Digital payments unicorn Razorpay has now officially filed the Pre-filed Draft Red Herring Prospectus (DRHP) with the Securities and Exchange Board of India (SEBI) and domestic stock exchanges for an initial public offering (IPO). The milestone announcement was made through a newspaper advertisement by the firm. The financial technology major based in Bengaluru has multiple media reports indicating a public issue worth around $600 million. They have reportedly lined up prominent investment banking entities such as Axis Capital, Kotak Mahindra Capital, JP Morgan, and Citi to manage the proposed public listing.
Corporate restructuring and strategic roadmap
The public sale is likely to include a new share issue and an offer-for-sale (OFS) from existing shareholders. The exact size and makeup of the offering have not yet been released. Technology firms such as Razorpay are among those opting for the confidential pre-filing process that lets the market regulator see nodding with the business, financial and operational details of an initial offer paper before they are actually published.
The confidential submission is a result of a series of careful corporate and strategic changes made by the company over the last couple of years to equip it as a publicly listed company. The fintech company raised $375 million, valued at $7.5 billion, during the height of the global tech funding cycle in 2021. During this high funding window, the company’s leaders have been working on a restructuring of the corporate structure to comply directly with the listing rules applied by the local stock exchanges, which force foreign firms to be registered, or based, in India if they wish to gain a primary listing.

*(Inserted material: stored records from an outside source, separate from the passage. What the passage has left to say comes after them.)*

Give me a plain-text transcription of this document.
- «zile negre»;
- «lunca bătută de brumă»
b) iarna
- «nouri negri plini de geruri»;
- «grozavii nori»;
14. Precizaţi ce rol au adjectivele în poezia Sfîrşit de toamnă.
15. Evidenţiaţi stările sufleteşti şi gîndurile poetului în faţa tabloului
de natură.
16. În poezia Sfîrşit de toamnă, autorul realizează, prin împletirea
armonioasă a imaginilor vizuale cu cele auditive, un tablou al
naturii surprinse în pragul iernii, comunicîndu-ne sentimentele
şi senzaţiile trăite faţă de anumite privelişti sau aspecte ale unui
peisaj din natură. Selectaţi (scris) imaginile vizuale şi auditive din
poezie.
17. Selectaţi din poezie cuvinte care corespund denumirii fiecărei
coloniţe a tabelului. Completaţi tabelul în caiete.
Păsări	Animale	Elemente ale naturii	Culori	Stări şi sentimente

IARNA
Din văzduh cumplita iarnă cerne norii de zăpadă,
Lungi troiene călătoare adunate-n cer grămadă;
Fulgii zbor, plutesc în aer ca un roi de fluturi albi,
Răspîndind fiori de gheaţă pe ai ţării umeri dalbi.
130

Under this strategic plan, Razorpay has now transformed its corporate structure into a public limited company in April 2025. After making this change, the company managed to successfully carry out its much-awaited corporate reverse flip later in the year, changing its company’s key parent’s domicile from the United States to an India-based company.
The entire re-domestication is a considerable transaction, and the company paid about $150 million in transition-related taxes. The startup has expanded its in-country operations with the purchase of a majority stake in payment aggregator POP UPI, for a sum valued at approximately $30 million, and obtained a cross-border payment aggregator licence from the Reserve Bank of India to broaden its service offering.
Institutional backing and operational front
Razorpay has received a total of over $741 million across several funding rounds from a strong investor lineup comprising marquee global venture capitalists and institutional investors. The company has achieved a prominent rank in its capitalization table through substantial holdings by leading investment groups like GIC, Peak XV Partners, Tiger Global, and Z47, formerly known as Matrix Partners India. This robust institutional support has enabled the platform to develop an ambitious financial suite for B2B payments and banking.
In the operational and financial arena, Razorpay achieved strong performance in its fundamental lines of business for the fiscal year ended in March 2025 (FY25). The company also has an impressive consolidated operating revenue growth of 65% to ₹3,783 crore from the previous financial year.
This momentum was further sustained with a 41% increase in gross profit, which stood at ₹1,277 crore. The company posted a consolidated bottom-line loss in the fiscal year, mainly due to non-cash Employee Stock Ownership Plan (ESOP) expenses at ₹1,209 crore, plus the one-off transition costs directly related to its corporate reincorporation exercise back to India.
Conclusion
The move by Razorpay to file its DRHP with SEBI anonymously is an unprecedented step in the history of the Indian digital payments and financial technology sector. The company has taken steps to position itself for the public market and private investors by returning to a home-grown public limited structure, as well as absorbing the associated tax costs. With a 65% growth in annual revenue, aided by some of the world’s largest investment funds, the block of shares will be a key benchmark of investor appetite for larger enterprise-grade digital finance infrastructure.
The final details about pricing, structure and timing will eventually give an accurate picture of the future valuation of India’s top B2B payment gateway following the correction as the regulatory process continues behind the framework of confidence.